Using Wide Char Classes - The GNU C Library

Next: Wide Character Case Conversion, Previous: Classification of Wide Characters, Up: Character Handling

4.4 Notes on using the wide character classes

The first note is probably not astonishing but still occasionally a cause of problems. The iswXXX functions can be implemented using macros and in fact, the GNU C library does this. They are still available as real functions but when the wctype.h header is included the macros will be used. This is the same as the char type versions of these functions.

The second note covers something new. It can be best illustrated by a (real-world) example. The first piece of code is an excerpt from the original code. It is truncated a bit but the intention should be clear.

     int
     is_in_class (int c, const char *class)
     {
       if (strcmp (class, "alnum") == 0)
         return isalnum (c);
       if (strcmp (class, "alpha") == 0)
         return isalpha (c);
       if (strcmp (class, "cntrl") == 0)
         return iscntrl (c);
       ...
       return 0;
     }

Now, with the wctype and iswctype you can avoid the if cascades, but rewriting the code as follows is wrong:

     int
     is_in_class (int c, const char *class)
     {
       wctype_t desc = wctype (class);
       return desc ? iswctype ((wint_t) c, desc) : 0;
     }

The problem is that it is not guaranteed that the wide character representation of a single-byte character can be found using casting.
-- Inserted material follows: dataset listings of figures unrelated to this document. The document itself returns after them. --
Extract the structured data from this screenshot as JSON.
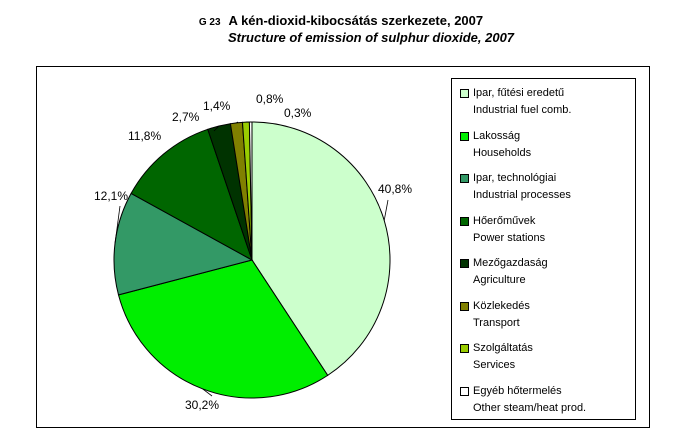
{
  "header": {
    "code": "G 23",
    "title_hu": "A kén-dioxid-kibocsátás szerkezete, 2007",
    "title_en": "Structure of emission of sulphur dioxide, 2007"
  },
  "chart_data": {
    "type": "pie",
    "legend_position": "right",
    "slices": [
      {
        "label_hu": "Ipar, fűtési eredetű",
        "label_en": "Industrial fuel comb.",
        "value": 40.8,
        "value_label": "40,8%",
        "color": "#ccffcc"
      },
      {
        "label_hu": "Lakosság",
        "label_en": "Households",
        "value": 30.2,
        "value_label": "30,2%",
        "color": "#00ee00"
      },
      {
        "label_hu": "Ipar, technológiai",
        "label_en": "Industrial processes",
        "value": 12.1,
        "value_label": "12,1%",
        "color": "#339966"
      },
      {
        "label_hu": "Hőerőművek",
        "label_en": "Power stations",
        "value": 11.8,
        "value_label": "11,8%",
        "color": "#006600"
      },
      {
        "label_hu": "Mezőgazdaság",
        "label_en": "Agriculture",
        "value": 2.7,
        "value_label": "2,7%",
        "color": "#003300"
      },
      {
        "label_hu": "Közlekedés",
        "label_en": "Transport",
        "value": 1.4,
        "value_label": "1,4%",
        "color": "#808000"
      },
      {
        "label_hu": "Szolgáltatás",
        "label_en": "Services",
        "value": 0.8,
        "value_label": "0,8%",
        "color": "#99cc00"
      },
      {
        "label_hu": "Egyéb hőtermelés",
        "label_en": "Other steam/heat prod.",
        "value": 0.3,
        "value_label": "0,3%",
        "color": "#ffffff"
      }
    ]
  }
}
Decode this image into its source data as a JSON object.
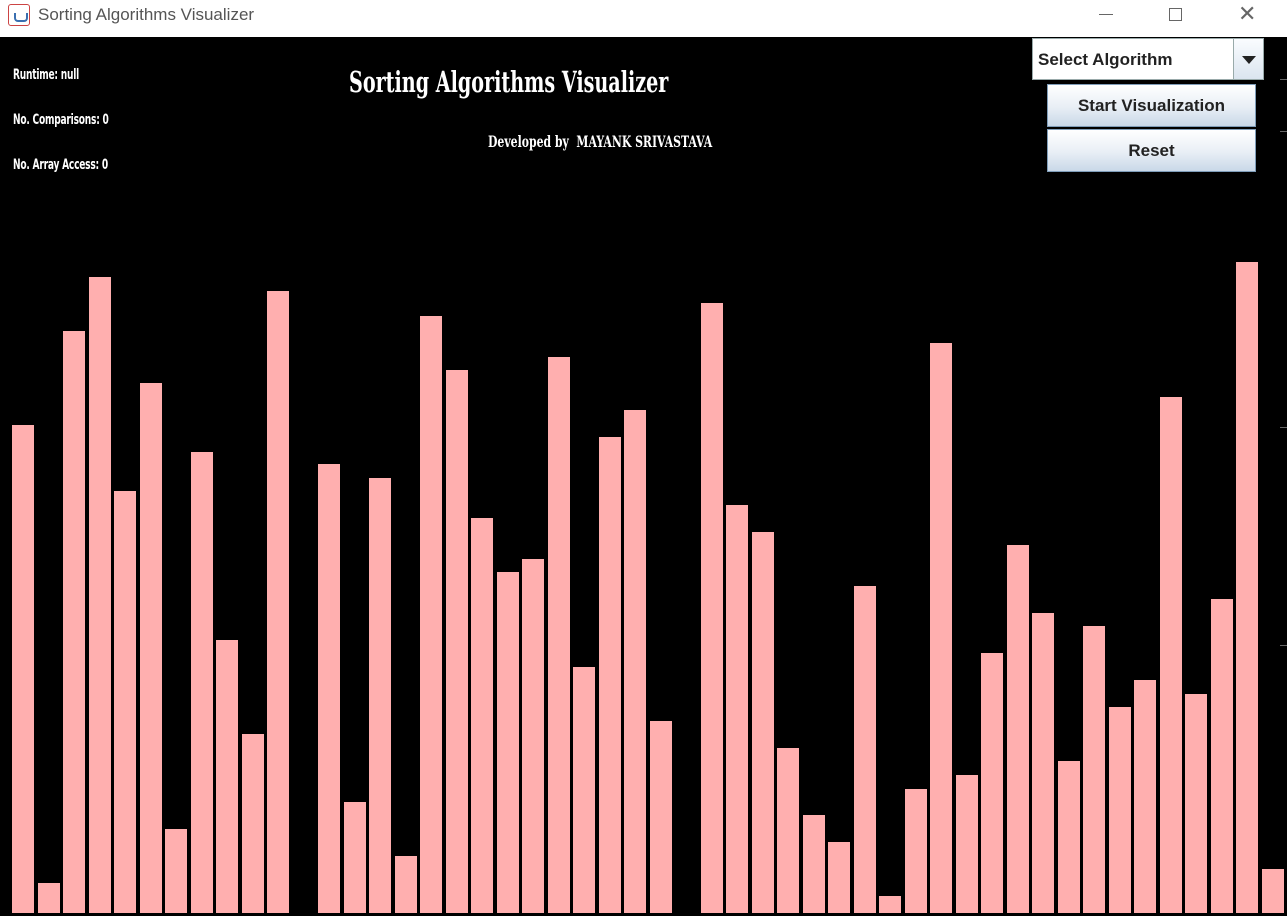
{
  "window": {
    "title": "Sorting Algorithms Visualizer"
  },
  "stats": {
    "runtime": "Runtime: null",
    "comparisons": "No. Comparisons: 0",
    "array_access": "No. Array Access: 0"
  },
  "header": {
    "title": "Sorting Algorithms Visualizer",
    "credit": "Developed by  MAYANK SRIVASTAVA"
  },
  "controls": {
    "algorithm_select": "Select Algorithm",
    "start_label": "Start Visualization",
    "reset_label": "Reset"
  },
  "colors": {
    "bar": "#ffafaf",
    "background": "#000000"
  },
  "icons": [
    "java-app-icon",
    "minimize-icon",
    "maximize-icon",
    "close-icon",
    "dropdown-arrow-icon"
  ],
  "array_values": [
    488,
    30,
    582,
    636,
    422,
    530,
    84,
    461,
    273,
    179,
    622,
    0,
    449,
    111,
    435,
    57,
    597,
    543,
    395,
    341,
    354,
    556,
    246,
    476,
    503,
    192,
    0,
    610,
    408,
    381,
    165,
    98,
    71,
    327,
    17,
    124,
    570,
    138,
    260,
    368,
    300,
    152,
    287,
    206,
    233,
    516,
    219,
    314,
    651,
    44
  ]
}
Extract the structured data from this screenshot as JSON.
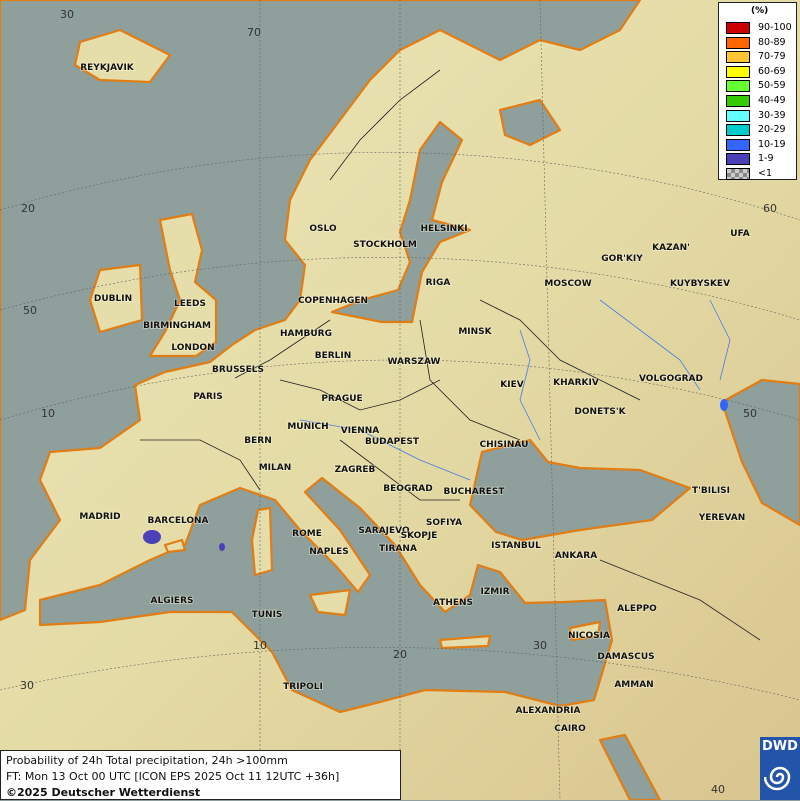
{
  "map": {
    "colors": {
      "sea": "#8e9f9c",
      "land": "#e6deaa",
      "coast": "#e07d14",
      "border": "#222222",
      "river": "#4a7be0",
      "precip_1_9": "#4b40b8"
    },
    "cities": [
      "REYKJAVIK",
      "OSLO",
      "STOCKHOLM",
      "HELSINKI",
      "DUBLIN",
      "LEEDS",
      "BIRMINGHAM",
      "LONDON",
      "COPENHAGEN",
      "RIGA",
      "HAMBURG",
      "BERLIN",
      "MINSK",
      "MOSCOW",
      "GOR'KIY",
      "KAZAN'",
      "UFA",
      "KUYBYSKEV",
      "BRUSSELS",
      "WARSZAW",
      "KIEV",
      "KHARKIV",
      "VOLGOGRAD",
      "PARIS",
      "PRAGUE",
      "DONETS'K",
      "MUNICH",
      "VIENNA",
      "BERN",
      "BUDAPEST",
      "CHISINAU",
      "MILAN",
      "ZAGREB",
      "BEOGRAD",
      "BUCHAREST",
      "T'BILISI",
      "MADRID",
      "BARCELONA",
      "SARAJEVO",
      "SOFIYA",
      "YEREVAN",
      "ROME",
      "NAPLES",
      "SKOPJE",
      "TIRANA",
      "ISTANBUL",
      "ANKARA",
      "IZMIR",
      "ALGIERS",
      "ATHENS",
      "ALEPPO",
      "TUNIS",
      "NICOSIA",
      "DAMASCUS",
      "TRIPOLI",
      "AMMAN",
      "ALEXANDRIA",
      "CAIRO"
    ],
    "grid_labels": [
      "30",
      "70",
      "20",
      "50",
      "10",
      "30",
      "10",
      "20",
      "30",
      "40",
      "60",
      "50",
      "70"
    ]
  },
  "legend": {
    "title": "(%)",
    "items": [
      {
        "label": "90-100",
        "color": "#cc0000"
      },
      {
        "label": "80-89",
        "color": "#ff6600"
      },
      {
        "label": "70-79",
        "color": "#ffc533"
      },
      {
        "label": "60-69",
        "color": "#ffff00"
      },
      {
        "label": "50-59",
        "color": "#66ff33"
      },
      {
        "label": "40-49",
        "color": "#33cc00"
      },
      {
        "label": "30-39",
        "color": "#66ffff"
      },
      {
        "label": "20-29",
        "color": "#00cccc"
      },
      {
        "label": "10-19",
        "color": "#3366ff"
      },
      {
        "label": "1-9",
        "color": "#4b40b8"
      },
      {
        "label": "<1",
        "color": "checker"
      }
    ]
  },
  "info": {
    "line1": "Probability of 24h Total precipitation, 24h >100mm",
    "line2": "FT: Mon 13 Oct 00 UTC [ICON EPS 2025 Oct 11 12UTC +36h]",
    "copyright": "©2025 Deutscher Wetterdienst"
  },
  "logo": {
    "text": "DWD"
  }
}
In fact, usually this fails miserably. The correct solution to this problem is to write the code as follows:

     int
     is_in_class (int c, const char *class)
     {
       wctype_t desc = wctype (class);
       return desc ? iswctype (btowc (c), desc) : 0;
     }

See Converting a Character, for more information on btowc. Note that this change probably does not improve the performance of the program a lot since the wctype function still has to make the string comparisons. It gets really interesting if the is_in_class function is called more than once for the same class name. In this case the variable desc could be computed once and reused for all the calls. Therefore the above form of the function is probably not the final one.